Pics that unspool at the fest often find their biggest auds on the small screen
With visions of seven-figure theatrical deals dancing in their heads, filmmakers headed for the Sundance Film Festival aren’t losing too much sleep about how their pics will play on TV. Ask them again in a month.
For every film that scores a theatrical, DVD and television pact with a mini-major, many more sign theatrical-only deals with indie distributors, while others secure no deal whatsoever. For those lower-profile titles, a cable broadcast is often the best way to reach an audience and recoup investment.
And that’s where outlets such as the Sundance Channel come into play. Since its inception in 1996, the cabler has been a significant venue for fest titles.
“We’re very focused on the classic Sundance indie type of experience,” says Christian Vesper, the channel’s VP of acquisitions, program planning and scheduling. “In my opinion, the other channels that acquire films for broadcast have a very different point of view.”

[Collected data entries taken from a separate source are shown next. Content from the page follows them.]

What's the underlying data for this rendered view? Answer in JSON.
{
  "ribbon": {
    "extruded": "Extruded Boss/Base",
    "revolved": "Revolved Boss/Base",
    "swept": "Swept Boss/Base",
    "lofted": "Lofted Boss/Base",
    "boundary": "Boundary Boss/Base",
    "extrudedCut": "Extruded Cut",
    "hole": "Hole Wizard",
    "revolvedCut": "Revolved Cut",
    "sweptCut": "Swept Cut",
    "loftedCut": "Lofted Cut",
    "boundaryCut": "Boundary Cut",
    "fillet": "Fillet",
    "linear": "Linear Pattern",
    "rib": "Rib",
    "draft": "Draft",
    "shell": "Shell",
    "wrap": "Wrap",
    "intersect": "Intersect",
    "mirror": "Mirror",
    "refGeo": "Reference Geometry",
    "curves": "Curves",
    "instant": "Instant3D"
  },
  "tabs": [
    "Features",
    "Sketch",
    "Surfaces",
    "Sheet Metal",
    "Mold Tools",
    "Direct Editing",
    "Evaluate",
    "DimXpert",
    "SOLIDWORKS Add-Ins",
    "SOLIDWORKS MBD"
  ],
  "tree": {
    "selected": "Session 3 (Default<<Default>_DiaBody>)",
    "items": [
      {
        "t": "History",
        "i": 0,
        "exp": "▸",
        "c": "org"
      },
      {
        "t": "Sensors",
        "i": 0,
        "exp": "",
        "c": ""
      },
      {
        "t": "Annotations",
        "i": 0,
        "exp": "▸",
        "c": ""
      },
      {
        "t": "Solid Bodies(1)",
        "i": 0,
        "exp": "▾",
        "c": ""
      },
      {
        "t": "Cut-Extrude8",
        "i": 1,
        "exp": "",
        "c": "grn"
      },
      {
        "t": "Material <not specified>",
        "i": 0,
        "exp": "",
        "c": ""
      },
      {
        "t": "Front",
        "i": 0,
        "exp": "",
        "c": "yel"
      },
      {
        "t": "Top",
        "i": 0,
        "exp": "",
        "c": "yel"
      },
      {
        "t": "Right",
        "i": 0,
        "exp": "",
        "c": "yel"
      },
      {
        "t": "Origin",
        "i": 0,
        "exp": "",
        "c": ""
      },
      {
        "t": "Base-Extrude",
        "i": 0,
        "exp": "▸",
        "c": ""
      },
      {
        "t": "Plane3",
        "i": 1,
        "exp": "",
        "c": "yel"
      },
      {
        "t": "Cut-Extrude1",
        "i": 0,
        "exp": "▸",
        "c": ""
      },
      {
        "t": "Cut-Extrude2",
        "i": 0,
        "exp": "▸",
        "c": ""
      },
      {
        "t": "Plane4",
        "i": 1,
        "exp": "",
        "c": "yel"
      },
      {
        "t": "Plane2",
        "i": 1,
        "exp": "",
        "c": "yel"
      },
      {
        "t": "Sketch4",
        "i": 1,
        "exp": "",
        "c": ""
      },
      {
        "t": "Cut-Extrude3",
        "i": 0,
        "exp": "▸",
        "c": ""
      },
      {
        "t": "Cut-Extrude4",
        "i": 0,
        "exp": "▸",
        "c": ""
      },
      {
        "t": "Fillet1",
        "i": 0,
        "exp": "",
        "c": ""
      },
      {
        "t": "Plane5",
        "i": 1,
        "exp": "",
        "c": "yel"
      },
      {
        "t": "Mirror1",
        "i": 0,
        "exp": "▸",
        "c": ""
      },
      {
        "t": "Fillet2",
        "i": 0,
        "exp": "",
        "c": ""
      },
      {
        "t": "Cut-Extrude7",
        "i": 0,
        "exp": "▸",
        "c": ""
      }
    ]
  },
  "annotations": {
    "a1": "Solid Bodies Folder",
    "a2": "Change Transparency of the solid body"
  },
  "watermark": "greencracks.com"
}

In 2006 alone, the network will be airing 21 features from Sundance 2005 (14 narrative, seven docs), including Ira Sachs’ grand jury prize-winning “Forty Shades of Blue,” Gregg Araki’s fest fave “Mysterious Skin” and Park Chan-wook’s “Oldboy,” which won the grand jury prize at Cannes 2004.

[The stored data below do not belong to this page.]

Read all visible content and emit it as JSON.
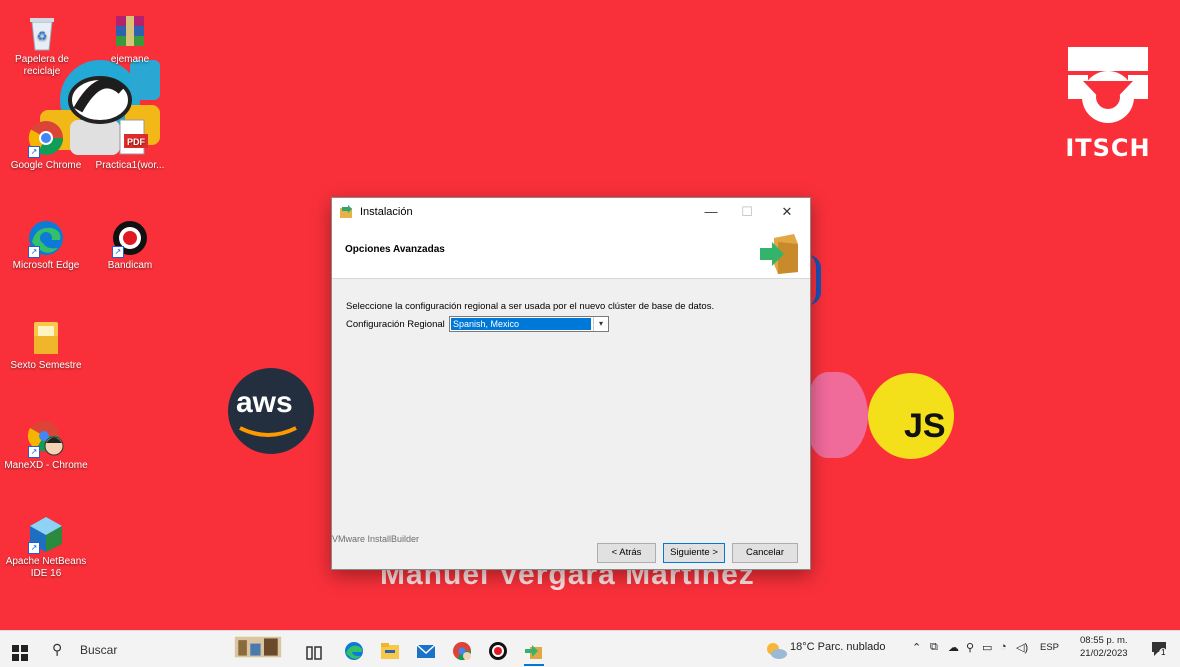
{
  "desktop": {
    "icons": [
      {
        "label": "Papelera de reciclaje"
      },
      {
        "label": "ejemane"
      },
      {
        "label": "Google Chrome"
      },
      {
        "label": "Practica1(wor..."
      },
      {
        "label": "Microsoft Edge"
      },
      {
        "label": "Bandicam"
      },
      {
        "label": "Sexto Semestre"
      },
      {
        "label": "ManeXD - Chrome"
      },
      {
        "label": "Apache NetBeans IDE 16"
      }
    ],
    "wallpaper": {
      "logo_text": "ITSCH",
      "aws_text": "aws",
      "js_text": "JS",
      "name_text": "Manuel Vergara Martinez",
      "color": "#f9303a"
    }
  },
  "dialog": {
    "title": "Instalación",
    "header": "Opciones Avanzadas",
    "description": "Seleccione la configuración regional a ser usada por el nuevo clúster de base de datos.",
    "locale_label": "Configuración Regional",
    "locale_value": "Spanish, Mexico",
    "brand": "VMware InstallBuilder",
    "back_label": "< Atrás",
    "next_label": "Siguiente >",
    "cancel_label": "Cancelar",
    "min_glyph": "—",
    "max_glyph": "☐",
    "close_glyph": "✕"
  },
  "taskbar": {
    "search_placeholder": "Buscar",
    "weather": "18°C  Parc. nublado",
    "language": "ESP",
    "time": "08:55 p. m.",
    "date": "21/02/2023",
    "notification_count": "1"
  }
}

Vesper estimates the channel will air about 200 features this year, meaning acquisitions that have screened at the festival rep at least 10% of his feature programming.
Most of the channel deals happen after Sundance has wrapped, and films screen the following year. But there are exceptions. The channel’s deal for “DiG!,” the grand jury prize-winning doc from 2004, got closed in Park City, as did the 2005 doc “New York Doll.”
Vesper says he acquires films in one of two ways: from small theatrical distributors such as Strand or Zeitgeist, which have acquired all the rights to a film but don’t have an output deal with a network, or directly from a film’s sales reps.
Sundance Channel normally pays less than $50,000 for film acquisitions. On the high end, titles rarely run over $100,000.
“Since we’re a TV channel, we’re not necessarily the first thing on every filmmaker’s mind, and that’s fine,” says Vesper.
The channel also has expanded its operations to include documentary financing. Two ’06 doc titles — Lian Lunson’s “Leonard Cohen I’m Your Man” (Spectrum) and Yoav Shamir’s “Five Days” (Intl. Competition) — were funded and pre-bought by the network.
The relationship between the festival and the channel isn’t easily defined. Along with sharing the Sundance brand, the channel is jointly owned by festival founder Robert Redford, Showtime Networks and NBC Universal, and the channel’s original programming department airs coverage of the festival with a daily half-hour show. There is not, however, any formal or first-look agreement between the orgs on festival films.
“There’s a church-and-state separation between us, and at the festival we don’t get any special treatment in terms of our dealmaking abilities,” says Vesper. “That being said, we do have strong personal and professional relationships with the programmers. During and after the fest we hear their opinions and get their input, but in the end we are separate entities.”